Il convient donc de condamner Mme [Y] - [K] à payer la somme totale de 16 991,71 euros à la caisse.
- Sur les autres demandes
Chacune des parties succombant partiellement, les dépens d'appel, en ce compris les frais d'expertise, seront partagés par moitié.
Par voie d'infirmation, les dépens de première instance seront également supportés par moitié par chacune des parties.

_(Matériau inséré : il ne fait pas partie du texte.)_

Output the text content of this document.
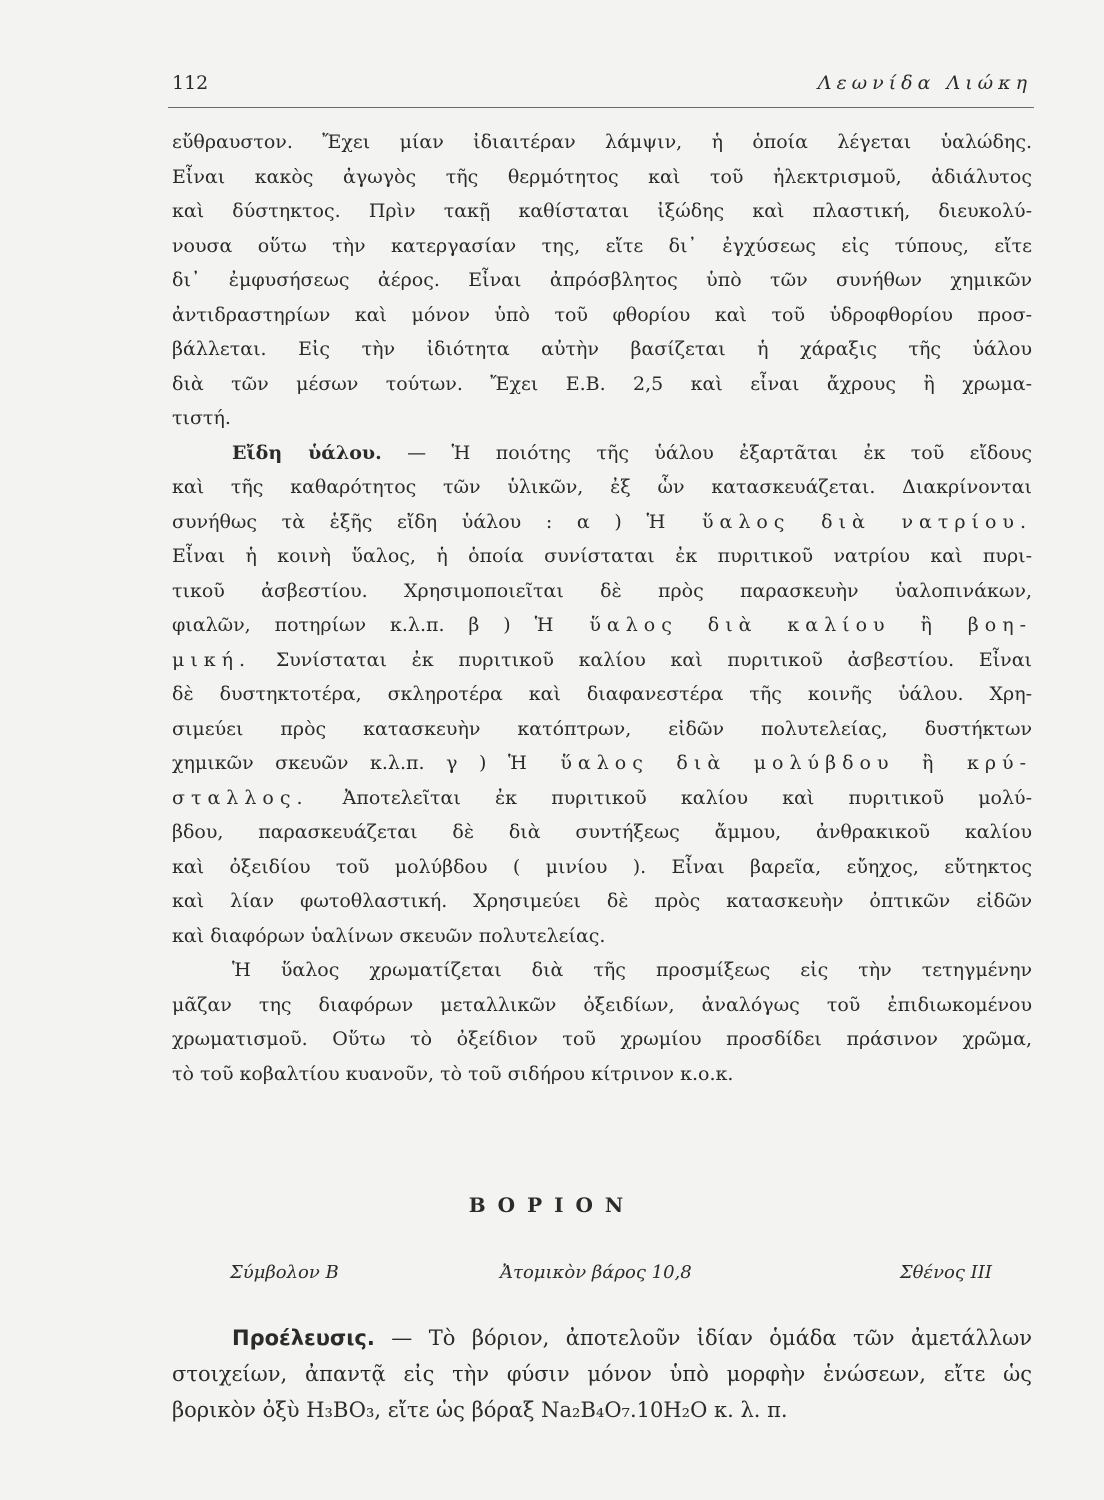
112	Λεωνίδα Λιώκη
εὔθραυστον. Ἔχει μίαν ἰδιαιτέραν λάμψιν, ἡ ὁποία λέγεται ὑαλώδης.
Εἶναι κακὸς ἀγωγὸς τῆς θερμότητος καὶ τοῦ ἠλεκτρισμοῦ, ἀδιάλυτος
καὶ δύστηκτος. Πρὶν τακῇ καθίσταται ἰξώδης καὶ πλαστική, διευκολύ-
νουσα οὕτω τὴν κατεργασίαν της, εἴτε δι᾽ ἐγχύσεως εἰς τύπους, εἴτε
δι᾽ ἐμφυσήσεως ἀέρος. Εἶναι ἀπρόσβλητος ὑπὸ τῶν συνήθων χημικῶν
ἀντιδραστηρίων καὶ μόνον ὑπὸ τοῦ φθορίου καὶ τοῦ ὑδροφθορίου προσ-
βάλλεται. Εἰς τὴν ἰδιότητα αὐτὴν βασίζεται ἡ χάραξις τῆς ὑάλου
διὰ τῶν μέσων τούτων. Ἔχει Ε.Β. 2,5 καὶ εἶναι ἄχρους ἢ χρωμα-
τιστή.
Εἴδη ὑάλου. — Ἡ ποιότης τῆς ὑάλου ἐξαρτᾶται ἐκ τοῦ εἴδους
καὶ τῆς καθαρότητος τῶν ὑλικῶν, ἐξ ὧν κατασκευάζεται. Διακρίνονται
συνήθως τὰ ἑξῆς εἴδη ὑάλου : α ) Ἡ ὕαλος διὰ νατρίου.
Εἶναι ἡ κοινὴ ὕαλος, ἡ ὁποία συνίσταται ἐκ πυριτικοῦ νατρίου καὶ πυρι-
τικοῦ ἀσβεστίου. Χρησιμοποιεῖται δὲ πρὸς παρασκευὴν ὑαλοπινάκων,
φιαλῶν, ποτηρίων κ.λ.π. β ) Ἡ ὕαλος διὰ καλίου ἢ βοη-
μική. Συνίσταται ἐκ πυριτικοῦ καλίου καὶ πυριτικοῦ ἀσβεστίου. Εἶναι
δὲ δυστηκτοτέρα, σκληροτέρα καὶ διαφανεστέρα τῆς κοινῆς ὑάλου. Χρη-
σιμεύει πρὸς κατασκευὴν κατόπτρων, εἰδῶν πολυτελείας, δυστήκτων
χημικῶν σκευῶν κ.λ.π. γ ) Ἡ ὕαλος διὰ μολύβδου ἢ κρύ-
σταλλος. Ἀποτελεῖται ἐκ πυριτικοῦ καλίου καὶ πυριτικοῦ μολύ-
βδου, παρασκευάζεται δὲ διὰ συντήξεως ἄμμου, ἀνθρακικοῦ καλίου
καὶ ὀξειδίου τοῦ μολύβδου ( μινίου ). Εἶναι βαρεῖα, εὔηχος, εὔτηκτος
καὶ λίαν φωτοθλαστική. Χρησιμεύει δὲ πρὸς κατασκευὴν ὀπτικῶν εἰδῶν
καὶ διαφόρων ὑαλίνων σκευῶν πολυτελείας.
Ἡ ὕαλος χρωματίζεται διὰ τῆς προσμίξεως εἰς τὴν τετηγμένην
μᾶζαν της διαφόρων μεταλλικῶν ὀξειδίων, ἀναλόγως τοῦ ἐπιδιωκομένου
χρωματισμοῦ. Οὕτω τὸ ὀξείδιον τοῦ χρωμίου προσδίδει πράσινον χρῶμα,
τὸ τοῦ κοβαλτίου κυανοῦν, τὸ τοῦ σιδήρου κίτρινον κ.ο.κ.
ΒΟΡΙΟΝ
Σύμβολον Β	Ἀτομικὸν βάρος 10,8	Σθένος ΙΙΙ
Προέλευσις. — Τὸ βόριον, ἀποτελοῦν ἰδίαν ὁμάδα τῶν ἀμετάλλων
στοιχείων, ἀπαντᾷ εἰς τὴν φύσιν μόνον ὑπὸ μορφὴν ἑνώσεων, εἴτε ὡς
βορικὸν ὀξὺ H₃BO₃, εἴτε ὡς βόραξ Na₂B₄O₇.10H₂O κ. λ. π.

L'équité ne commande pas de faire droit aux demandes présentées par Mme [Y] - [K] et par la caisse sur le fondement de l'article 700 du code de procédure civile.
PAR CES MOTIFS,
La cour,
Vu l'arrêt rendu le 30 mars 2023 par la présente cour,
Dit que la caisse primaire d'assurance maladie de la Manche n'a pas manqué à son obligation d'information et de vigilance,
Confirme le jugement déféré en ce qu'il a dit que la caisse primaire d'assurance maladie de la Manche justifie à l'égard de Mme [N] [Y] - [K] d'indus fixés dans leur montant comme suit :
- créance M. [L] [A] : 1538, 55 euros
- créance M. [M] [P] : 131,08 euros
- créance de Mme [I] [V] : 8 821,60 euros,
L'infirme pour le surplus,
Statuant à nouveau,
Fixe le montant de l'indu de la caisse primaire d'assurance maladie de la Manche à l'égard de Mme [Y] - [K] comme suit :
- créance Mme [J] : 1464 euros
- créance Mme [Z] [D] : 1195,05 euros
- créance Mme [E] [W] : 3841,43 euros
Condamne Mme [Y] - [K] à payer à la caisse primaire d'assurance maladie de la Manche à payer la somme de 16 991,71 euros,
Dit que les dépens d'appel, en ce compris les frais d'expertise, et les dépens de première instance seront supportés par moitié par Mme [Y] - [K] et par la caisse primaire d'assurance maladie de la Manche,
Déboute Mme [Y] - [K] et la caisse primaire d'assurance maladie de la Manche, chacune, de sa demande présentée au titre de l'article 700 du code de procédure civile.